À l'évidence, Michel Roche, secrétaire général du SIGF (syndicat regroupant les fabricants d'emmental français) ne partage pas ce point de vue. Témoin : les réponses aux questions qu'appelle le droit de réponse que FrieslandCampina Cheese France nous a demandé de publier.
Le groupe Casino est-il ou non en cause quand il refuse de débaptiser ses tranchettes d'emmental MDD puisque, selon vous, ce produit ne respecte pas la définition de l'emmental figurant dans le décret fromages (les blocs pèsent 15 kg et font 9 cm de hauteur au lieu des seuils de 60 kg et 13 cm exigés) ? Ou est-ce l'importateur FrieslandCampina Cheese France ?
Michel Roche : La responsabilité juridique et pénale d'un produit sous marque de distribution incombe au distributeur qui est un professionnel responsable et informé. Il ne doit donc pas accepter de donner à un produit sous sa marque un nom qu'il saurait pertinemment ne pas pouvoir s'appliquer. Dans ce domaine, la jurisprudence est constante : le premier metteur en marché d'une MDD est le distributeur. Il est donc clair que si une MDD (Casino, Monoprix, Belle France…) met sur le marché français un produit qui ne respecte pas la dénomination emmental prévue au décret du 27 avril 2007, c'est seulement le distributeur qui est responsable au regard du droit français. Le fait que le distributeur soit une société de droit français ne fait que renforcer sa responsabilité.

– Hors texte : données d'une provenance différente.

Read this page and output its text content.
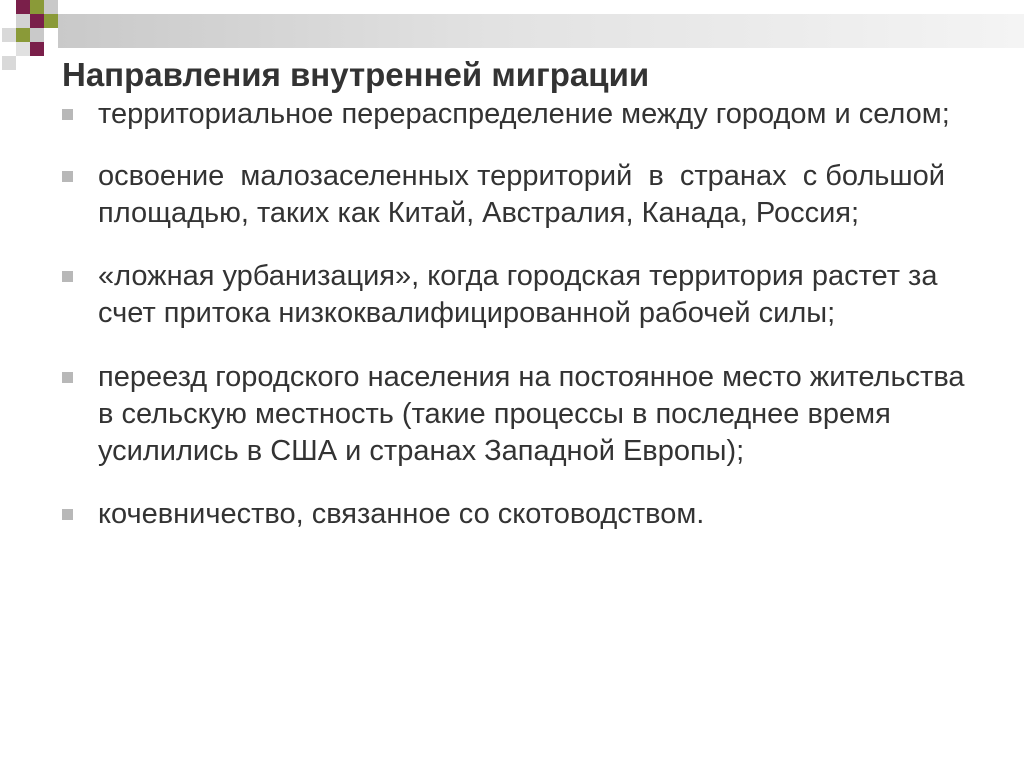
Направления внутренней миграции
территориальное перераспределение между городом и селом;
освоение  малозаселенных территорий  в  странах  с большой площадью, таких как Китай, Австралия, Канада, Россия;
«ложная урбанизация», когда городская территория растет за счет притока низкоквалифицированной рабочей силы;
переезд городского населения на постоянное место жительства в сельскую местность (такие процессы в последнее время усилились в США и странах Западной Европы);
кочевничество, связанное со скотоводством.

En présence d'une marque de fabricant, la responsabilité du distributeur est moins engagée car il ne rédige pas un cahier des charges pour son fournisseur.

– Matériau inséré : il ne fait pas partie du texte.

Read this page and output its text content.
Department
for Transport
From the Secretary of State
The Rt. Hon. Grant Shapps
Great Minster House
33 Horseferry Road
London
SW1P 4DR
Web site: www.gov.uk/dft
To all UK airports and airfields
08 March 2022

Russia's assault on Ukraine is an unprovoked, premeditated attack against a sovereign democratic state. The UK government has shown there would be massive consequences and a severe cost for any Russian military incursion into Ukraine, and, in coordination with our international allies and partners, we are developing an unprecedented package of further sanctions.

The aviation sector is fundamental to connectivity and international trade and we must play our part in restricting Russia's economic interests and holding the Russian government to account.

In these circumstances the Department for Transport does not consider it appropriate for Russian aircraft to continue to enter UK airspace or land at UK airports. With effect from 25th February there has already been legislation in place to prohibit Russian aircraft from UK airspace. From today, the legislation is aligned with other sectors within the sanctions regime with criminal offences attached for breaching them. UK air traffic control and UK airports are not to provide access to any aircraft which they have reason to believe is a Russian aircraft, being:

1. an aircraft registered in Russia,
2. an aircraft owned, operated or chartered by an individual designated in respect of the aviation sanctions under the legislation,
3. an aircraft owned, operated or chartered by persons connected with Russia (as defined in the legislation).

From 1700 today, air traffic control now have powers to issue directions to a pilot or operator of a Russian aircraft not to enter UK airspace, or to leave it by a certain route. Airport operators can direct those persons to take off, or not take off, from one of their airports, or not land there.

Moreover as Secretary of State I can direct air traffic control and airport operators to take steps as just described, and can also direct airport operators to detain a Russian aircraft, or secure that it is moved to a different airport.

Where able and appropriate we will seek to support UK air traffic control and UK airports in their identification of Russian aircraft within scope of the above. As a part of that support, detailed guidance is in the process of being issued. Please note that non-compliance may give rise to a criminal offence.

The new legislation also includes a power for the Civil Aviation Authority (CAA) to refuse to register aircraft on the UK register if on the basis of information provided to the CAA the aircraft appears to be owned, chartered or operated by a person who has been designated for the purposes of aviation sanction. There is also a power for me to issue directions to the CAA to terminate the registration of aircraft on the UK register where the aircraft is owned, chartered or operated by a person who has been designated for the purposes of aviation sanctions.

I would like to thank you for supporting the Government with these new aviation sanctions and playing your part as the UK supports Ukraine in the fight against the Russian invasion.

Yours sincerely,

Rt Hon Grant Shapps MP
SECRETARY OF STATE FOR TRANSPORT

FrieslandCampina Cheese France, société importatrice implantée dans l'Hexagone, peut-elle se soustraire au décret fromages ?

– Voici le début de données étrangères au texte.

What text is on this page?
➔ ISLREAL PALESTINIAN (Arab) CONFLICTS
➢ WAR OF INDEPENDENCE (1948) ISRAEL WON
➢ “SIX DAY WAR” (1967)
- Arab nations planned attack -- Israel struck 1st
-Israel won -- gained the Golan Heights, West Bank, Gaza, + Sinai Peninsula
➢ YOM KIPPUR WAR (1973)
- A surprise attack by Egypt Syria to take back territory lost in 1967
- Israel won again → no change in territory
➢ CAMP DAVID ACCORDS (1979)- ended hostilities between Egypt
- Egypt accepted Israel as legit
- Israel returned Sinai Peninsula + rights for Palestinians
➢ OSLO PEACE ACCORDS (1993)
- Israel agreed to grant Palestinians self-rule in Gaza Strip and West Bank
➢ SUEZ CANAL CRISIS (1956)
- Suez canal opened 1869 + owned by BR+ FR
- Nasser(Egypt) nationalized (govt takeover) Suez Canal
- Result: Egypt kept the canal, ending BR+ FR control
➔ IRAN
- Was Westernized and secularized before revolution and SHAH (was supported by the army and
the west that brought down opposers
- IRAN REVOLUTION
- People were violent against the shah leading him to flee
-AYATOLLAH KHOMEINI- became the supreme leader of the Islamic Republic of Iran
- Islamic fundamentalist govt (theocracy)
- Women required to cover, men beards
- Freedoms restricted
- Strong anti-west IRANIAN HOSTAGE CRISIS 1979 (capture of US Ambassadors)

M.R. : En Europe (UE), en l'absence d'harmonisation (pas de définition européenne), c'est la réglementation du pays de commercialisation qui s'applique et en l'absence de règles spécifiques dans ce pays, la réglementation du pays de fabrication peut être invoquée. C'est le double principe de reconnaissance mutuelle et de libre-circulation qui s'applique. Si les opérateurs économiques oeuvrent avec l'UE à l'harmonisation des règles, c'est bien pour faciliter les échanges dans le grand marché. Mais peu de produits laitiers ont une définition européenne, comme c'est le cas pour le beurre.
Des fromagers français sont gênés pour exporter leurs produits vers des pays de l'UE qui ont des dispositions réglementaires différentes de celles de la France. La jurisprudence emmental est claire. Dans une affaire jugée par le tribunal de Saint-Omer, un pré-emballeur français a été condamné en raison du non-respect du décret fromages. Cette société importait un « faux » emmental néo-zélandais. Dans ce cas, le jugement n'a même pas fait référence à la norme Codex sur l'emmental.
FrieslandCampina peut-il se soustraire à la norme du « Codex » (blocs d'un minimum de 40 kg) pour l'emmental qu'il exporte en France ?
M.R. : À supposer qu'on invoque, pour justifier la légalité du produit, la réglementation néerlandaise, force est de constater qu'elle n'est pas très précise en matière d'emmental et qu'elle ne fait que dire que les Pays- Bas s'engagent à respecter les normes du Codex.
Signalons que la jurisprudence européenne fait rarement appel au Codex. Dans l'affaire Guimont (emmental sans croûte), la Cour de justice européenne (CJCE) a surtout argumenté sur le fait qu'une réglementation d'un État membre (l'Allemagne) permettait la fabrication d'emmental sans croûte. Si elle était sollicitée pour trancher dans cette affaire, la CJCE aurait du mal à trouver dans la réglementation néerlandaise une disposition permettant la fabrication d'un emmental en blocs de 15 kg. Quand bien même les Pays-Bas avanceraient que dans leur droit fondamental « ce qui n'est pas interdit est autorisé », et invoqueraient donc les dérogations possibles à la norme Codex, celle-ci est suffisamment précise (dans son texte officiel en anglais) pour spécifier que la dérogation ne peut être valable que sur le sol néerlandais. Si les Pays-Bas voulaient l'étendre à l'UE, ils bafoueraient la norme Codex qu'ils invoquent.
Depuis le 1er janvier 1989, tout projet de réglementation technique d'un État membre doit être communiqué à Bruxelles et aux autres États membres. L'objectif est d'éviter trop de distorsion entre les réglementations nationales. Jamais Bruxelles n'a eu à connaître une modification du décret royal néerlandais d'octobre 1994. Quand la France a fait part de son projet de décret fromages, en 2006, elle n'a reçu aucune remarque ni des Pays- Bas ni de la Commission (qui en a fait sur d'autres sujets) sur la définition de l'emmental. L'absence de réaction peut s'interpréter comme une reconnaissance de la réglementation.